Curiosity a soulevé un bloc martien de 13 kilos après un forage qui semblait parfaitement routinier
Le 25 avril 2026, Curiosity s’approche d’une roche baptisée Atacama, sur les pentes du mont Sharp, au cœur du cratère Gale. Rien, en apparence, ne sent l’incident. Le rover a déjà foré des dizaines de cibles depuis son arrivée en 2012. Mais cette fois, le geste routinier dérape.
Au moment où le bras robotisé se relève, la pierre vient avec lui. Pas un éclat, pas une poussière coincée, mais un bloc entier d’environ 45 centimètres de large, 15 centimètres d’épaisseur et près de 13 kilos. Sur Terre, ce serait déjà embarrassant. Sur Mars, à des dizaines de millions de kilomètres, cela devient un casse-tête d’ingénierie.
L’image a quelque chose de burlesque : un robot scientifique ultraprécis, conçu pour lire l’histoire d’une planète, se retrouve avec une pierre au bout du bras. Pourtant, personne ne rit trop longtemps au Jet Propulsion Laboratory. Si la foreuse se tord ou si le manchon se bloque, une partie cruciale de la mission peut être compromise.
Les ingénieurs ont mis six jours à libérer la foreuse sans abîmer l’outil scientifique du rover
Les premières tentatives semblent simples sur le papier : faire vibrer la foreuse, modifier légèrement l’orientation du bras, laisser la gravité martienne aider. Mais Mars n’a que 38 % de la gravité terrestre, et Atacama tient bon. La roche ne tombe pas, comme si elle avait décidé de participer à la mission.
Le 29 avril, les ingénieurs réessayent avec un autre angle. Du sable se détache, signe que quelque chose bouge, mais la pierre reste collée au manchon métallique. Chaque manœuvre doit être pensée avec prudence, car Curiosity n’est pas un jouet télécommandé. Les ordres partent de la Terre, puis Mars répond plus tard.
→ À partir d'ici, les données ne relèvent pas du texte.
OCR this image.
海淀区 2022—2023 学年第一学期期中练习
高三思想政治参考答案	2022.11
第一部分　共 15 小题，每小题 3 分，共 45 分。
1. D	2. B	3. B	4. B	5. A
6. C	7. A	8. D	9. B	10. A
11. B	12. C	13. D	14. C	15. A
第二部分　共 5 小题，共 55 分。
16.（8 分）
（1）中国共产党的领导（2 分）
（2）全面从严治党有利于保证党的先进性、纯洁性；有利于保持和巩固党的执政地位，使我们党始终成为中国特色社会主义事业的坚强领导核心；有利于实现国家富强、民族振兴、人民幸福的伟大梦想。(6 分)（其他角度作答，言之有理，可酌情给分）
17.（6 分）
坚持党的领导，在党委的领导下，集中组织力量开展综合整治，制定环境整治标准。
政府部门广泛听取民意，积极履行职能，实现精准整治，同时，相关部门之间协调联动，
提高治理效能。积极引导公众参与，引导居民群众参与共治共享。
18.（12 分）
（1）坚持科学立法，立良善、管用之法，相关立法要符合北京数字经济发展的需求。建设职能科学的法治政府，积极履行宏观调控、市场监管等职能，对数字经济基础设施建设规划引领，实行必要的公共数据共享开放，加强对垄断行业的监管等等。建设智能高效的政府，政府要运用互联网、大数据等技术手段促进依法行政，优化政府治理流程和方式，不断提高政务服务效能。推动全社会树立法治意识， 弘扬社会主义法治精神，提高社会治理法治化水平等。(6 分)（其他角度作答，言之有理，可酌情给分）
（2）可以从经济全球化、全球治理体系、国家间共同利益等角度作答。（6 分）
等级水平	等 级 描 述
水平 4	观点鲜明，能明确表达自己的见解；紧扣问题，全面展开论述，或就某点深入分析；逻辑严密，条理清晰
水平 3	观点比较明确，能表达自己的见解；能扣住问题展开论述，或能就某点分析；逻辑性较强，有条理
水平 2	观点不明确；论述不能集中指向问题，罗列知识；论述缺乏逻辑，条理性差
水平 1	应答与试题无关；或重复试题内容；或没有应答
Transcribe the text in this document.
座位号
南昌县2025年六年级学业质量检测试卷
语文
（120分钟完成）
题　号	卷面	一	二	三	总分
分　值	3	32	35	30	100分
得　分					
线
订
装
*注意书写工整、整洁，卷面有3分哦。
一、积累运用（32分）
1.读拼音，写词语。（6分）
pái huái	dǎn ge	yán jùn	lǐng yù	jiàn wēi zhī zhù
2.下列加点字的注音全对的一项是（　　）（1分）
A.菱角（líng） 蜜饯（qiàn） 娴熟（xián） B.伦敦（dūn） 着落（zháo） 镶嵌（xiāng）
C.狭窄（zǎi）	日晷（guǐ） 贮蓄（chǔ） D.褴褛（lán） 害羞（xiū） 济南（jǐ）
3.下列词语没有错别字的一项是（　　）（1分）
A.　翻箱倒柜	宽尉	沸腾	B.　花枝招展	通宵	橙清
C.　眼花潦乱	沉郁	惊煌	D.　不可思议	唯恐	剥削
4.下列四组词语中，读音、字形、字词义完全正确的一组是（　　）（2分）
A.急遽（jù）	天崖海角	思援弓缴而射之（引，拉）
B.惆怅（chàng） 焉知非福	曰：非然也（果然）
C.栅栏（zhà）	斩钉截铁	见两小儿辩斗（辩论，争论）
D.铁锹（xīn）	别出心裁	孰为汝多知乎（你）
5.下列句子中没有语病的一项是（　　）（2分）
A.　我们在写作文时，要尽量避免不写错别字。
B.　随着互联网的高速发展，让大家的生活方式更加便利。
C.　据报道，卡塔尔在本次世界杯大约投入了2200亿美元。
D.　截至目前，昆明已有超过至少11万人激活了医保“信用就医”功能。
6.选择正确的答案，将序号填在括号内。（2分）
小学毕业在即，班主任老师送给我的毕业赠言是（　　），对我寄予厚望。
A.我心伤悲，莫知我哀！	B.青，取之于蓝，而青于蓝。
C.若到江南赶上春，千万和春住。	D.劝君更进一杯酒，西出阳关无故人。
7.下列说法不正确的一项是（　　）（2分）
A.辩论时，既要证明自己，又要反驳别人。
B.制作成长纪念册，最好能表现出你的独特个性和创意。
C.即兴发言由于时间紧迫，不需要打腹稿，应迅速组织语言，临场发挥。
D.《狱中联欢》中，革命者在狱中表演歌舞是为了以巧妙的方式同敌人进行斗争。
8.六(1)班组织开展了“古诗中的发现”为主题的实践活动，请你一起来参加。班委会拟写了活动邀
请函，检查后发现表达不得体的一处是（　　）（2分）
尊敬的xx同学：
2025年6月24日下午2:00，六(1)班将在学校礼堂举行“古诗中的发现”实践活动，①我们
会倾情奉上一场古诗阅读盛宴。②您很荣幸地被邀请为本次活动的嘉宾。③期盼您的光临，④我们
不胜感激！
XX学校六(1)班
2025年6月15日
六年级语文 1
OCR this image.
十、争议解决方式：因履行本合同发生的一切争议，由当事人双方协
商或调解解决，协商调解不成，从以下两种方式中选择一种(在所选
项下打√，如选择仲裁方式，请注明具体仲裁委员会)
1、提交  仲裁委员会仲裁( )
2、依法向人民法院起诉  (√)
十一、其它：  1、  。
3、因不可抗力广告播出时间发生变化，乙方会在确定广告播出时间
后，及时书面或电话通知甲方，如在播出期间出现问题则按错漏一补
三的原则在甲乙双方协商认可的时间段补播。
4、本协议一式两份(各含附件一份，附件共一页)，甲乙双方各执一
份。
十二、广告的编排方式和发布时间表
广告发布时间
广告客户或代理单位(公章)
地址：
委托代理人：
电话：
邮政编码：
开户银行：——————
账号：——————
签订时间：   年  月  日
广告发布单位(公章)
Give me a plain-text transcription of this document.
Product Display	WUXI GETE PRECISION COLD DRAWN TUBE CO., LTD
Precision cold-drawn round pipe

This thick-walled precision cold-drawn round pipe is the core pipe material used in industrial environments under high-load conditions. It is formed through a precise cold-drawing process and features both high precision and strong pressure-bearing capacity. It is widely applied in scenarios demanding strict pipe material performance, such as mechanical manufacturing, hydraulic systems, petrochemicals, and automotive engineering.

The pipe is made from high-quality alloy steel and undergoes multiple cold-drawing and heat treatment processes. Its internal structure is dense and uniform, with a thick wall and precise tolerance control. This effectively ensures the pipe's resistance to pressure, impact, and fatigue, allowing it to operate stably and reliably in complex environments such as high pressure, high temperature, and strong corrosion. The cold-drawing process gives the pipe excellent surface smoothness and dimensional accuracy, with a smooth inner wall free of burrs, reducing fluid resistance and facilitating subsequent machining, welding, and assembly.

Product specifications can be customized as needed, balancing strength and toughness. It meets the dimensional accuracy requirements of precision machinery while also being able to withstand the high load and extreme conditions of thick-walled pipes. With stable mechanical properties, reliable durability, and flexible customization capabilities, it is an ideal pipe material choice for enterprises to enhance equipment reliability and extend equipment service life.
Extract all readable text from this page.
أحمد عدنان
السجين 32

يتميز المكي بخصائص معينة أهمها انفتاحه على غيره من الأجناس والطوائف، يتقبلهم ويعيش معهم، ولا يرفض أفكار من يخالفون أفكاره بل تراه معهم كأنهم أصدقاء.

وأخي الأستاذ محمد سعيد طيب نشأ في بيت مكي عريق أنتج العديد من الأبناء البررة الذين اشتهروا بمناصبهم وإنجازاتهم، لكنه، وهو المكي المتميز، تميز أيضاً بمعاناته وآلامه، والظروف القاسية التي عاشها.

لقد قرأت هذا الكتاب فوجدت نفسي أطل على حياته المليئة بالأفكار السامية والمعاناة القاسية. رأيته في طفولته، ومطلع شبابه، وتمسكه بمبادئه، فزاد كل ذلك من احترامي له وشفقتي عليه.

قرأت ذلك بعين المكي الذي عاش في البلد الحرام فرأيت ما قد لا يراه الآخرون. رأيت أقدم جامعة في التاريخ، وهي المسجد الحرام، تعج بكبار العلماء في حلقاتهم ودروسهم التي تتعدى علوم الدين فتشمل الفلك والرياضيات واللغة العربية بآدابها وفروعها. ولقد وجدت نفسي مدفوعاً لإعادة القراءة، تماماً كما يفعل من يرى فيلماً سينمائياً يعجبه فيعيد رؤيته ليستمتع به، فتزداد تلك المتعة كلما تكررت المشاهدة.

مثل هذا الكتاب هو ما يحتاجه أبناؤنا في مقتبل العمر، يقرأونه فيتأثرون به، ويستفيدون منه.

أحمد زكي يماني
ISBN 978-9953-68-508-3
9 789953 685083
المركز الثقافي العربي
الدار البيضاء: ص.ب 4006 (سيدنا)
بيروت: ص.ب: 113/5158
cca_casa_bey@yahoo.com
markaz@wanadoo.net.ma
Le 1er mai, la combinaison gagnante arrive enfin : inclinaison plus marquée, rotation du foret, vibrations ciblées. Atacama se décroche et se brise en touchant le sol. La NASA confirme ensuite que la foreuse ne montre aucun dommage visible, un soulagement discret mais immense pour une mission déjà vieille de presque quatorze ans.
La roche Atacama ouvre une fenêtre rare sur les sulfates formés par l’eau ancienne de Mars
Cette mésaventure intrigue d’autant plus que la cible n’était pas choisie au hasard. Atacama se trouvait dans une zone riche en sulfates feuilletés, des minéraux généralement associés à la présence ancienne d’eau liquide. Pour les géologues planétaires, ces couches claires sont un peu les pages gondolées d’un vieux carnet climatique.
Sur Mars, les sulfates racontent souvent une planète en transition, passée d’environnements plus humides à un monde froid, sec et oxydé. Dans certains cas, ils peuvent aussi aider à préserver des molécules organiques. Cela ne signifie pas vie, bien sûr, mais un indice chimique que les instruments de Curiosity savent traquer avec une patience de laboratoire.
La cassure d’Atacama pourrait même offrir un petit avantage scientifique. Une roche fracturée expose parfois une matière moins altérée par le rayonnement et la poussière de surface. Les instruments CheMin et SAM, dédiés à la minéralogie et à l’analyse chimique, gagnent alors une fenêtre plus fraîche sur le passé martien.
Cet incident inattendu va aider à sécuriser les futurs forages et prélèvements martiens
L’incident dit quelque chose de très concret sur Mars : son sol n’est pas seulement un décor rouge et poussiéreux. Il oppose des frottements, des surprises mécaniques, des blocs moins solidaires qu’ils n’en ont l’air. Ici, le manchon d’acier a suffisamment accroché la matrice rocheuse pour soulever tout le bloc.
Pour les futures missions, cette scène vaut presque un test grandeur nature impossible à reproduire parfaitement sur Terre. Les ingénieurs disposent désormais d’un cas rare pour ajuster les procédures de forage, d’échantillonnage et de sécurité des bras robotisés. Mars vient de rappeler, avec une pierre têtue, que l’exploration spatiale avance aussi grâce aux imprévus.